2. Bullying behaviour says more about the bully than it says about you. Most bullies have their own problems. That’s why they bully others: to make themselves feel better. I learned (eventually) to feel sorry for bullying managers.
3. Work is not a prison. You don’t have to work at a place that is damaging your health. Build your life so that you can walk away. Nice people, teams and jobs do exist. Don’t take on so many financial commitments that you absolutely need a particular job.
4. Be honest with yourself about your strengths and weaknesses. Might another line of work be better for you?
5. Invest your time on yourself, your friends and your family. That’s all that matters at the end of the day.
Good luck.” — The Botanist
Put your money where your mouth is
“Every company: we’d like to promote mental health in the workplace.
Employees: how about hiring more people so we feel less pressured and increase our pay so we can keep up with the spiralling cost of living so we’re not so stressed out?

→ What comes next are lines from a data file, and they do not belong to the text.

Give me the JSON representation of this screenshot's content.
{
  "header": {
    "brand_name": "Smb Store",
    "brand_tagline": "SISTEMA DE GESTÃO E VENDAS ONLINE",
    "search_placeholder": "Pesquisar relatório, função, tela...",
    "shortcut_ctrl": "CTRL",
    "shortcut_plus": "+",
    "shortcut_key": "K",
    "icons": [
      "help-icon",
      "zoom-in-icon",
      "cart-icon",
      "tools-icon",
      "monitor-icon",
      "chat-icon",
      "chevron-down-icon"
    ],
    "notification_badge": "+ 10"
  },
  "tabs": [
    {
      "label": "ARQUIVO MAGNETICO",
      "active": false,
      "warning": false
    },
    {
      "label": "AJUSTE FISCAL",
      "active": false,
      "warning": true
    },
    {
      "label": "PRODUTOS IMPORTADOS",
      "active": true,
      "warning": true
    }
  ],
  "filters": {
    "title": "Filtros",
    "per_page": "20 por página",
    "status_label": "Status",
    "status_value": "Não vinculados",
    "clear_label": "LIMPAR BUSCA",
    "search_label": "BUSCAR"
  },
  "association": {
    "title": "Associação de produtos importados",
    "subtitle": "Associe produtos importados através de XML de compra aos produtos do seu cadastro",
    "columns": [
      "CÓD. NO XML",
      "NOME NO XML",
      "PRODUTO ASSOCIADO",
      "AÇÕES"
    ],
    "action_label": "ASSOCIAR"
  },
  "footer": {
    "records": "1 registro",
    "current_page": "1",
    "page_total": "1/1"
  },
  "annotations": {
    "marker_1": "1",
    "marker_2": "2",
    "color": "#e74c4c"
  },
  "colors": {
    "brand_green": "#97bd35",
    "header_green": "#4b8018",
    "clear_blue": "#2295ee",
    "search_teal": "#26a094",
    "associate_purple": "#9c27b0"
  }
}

Every company: not like that. Try yoga.” — The_lone_ranger
Respect your own boundaries
“Not so long ago, I had to really push to my limits at work for about 12 months. I did not break, thanks to the support of senior colleagues, but I now understand that I have a breaking point. Good leaders keep themselves and their teams away from that breaking point, as it is the right thing to do morally AND for the long-term performance of the company. Nobody should ever be disrespected for this.”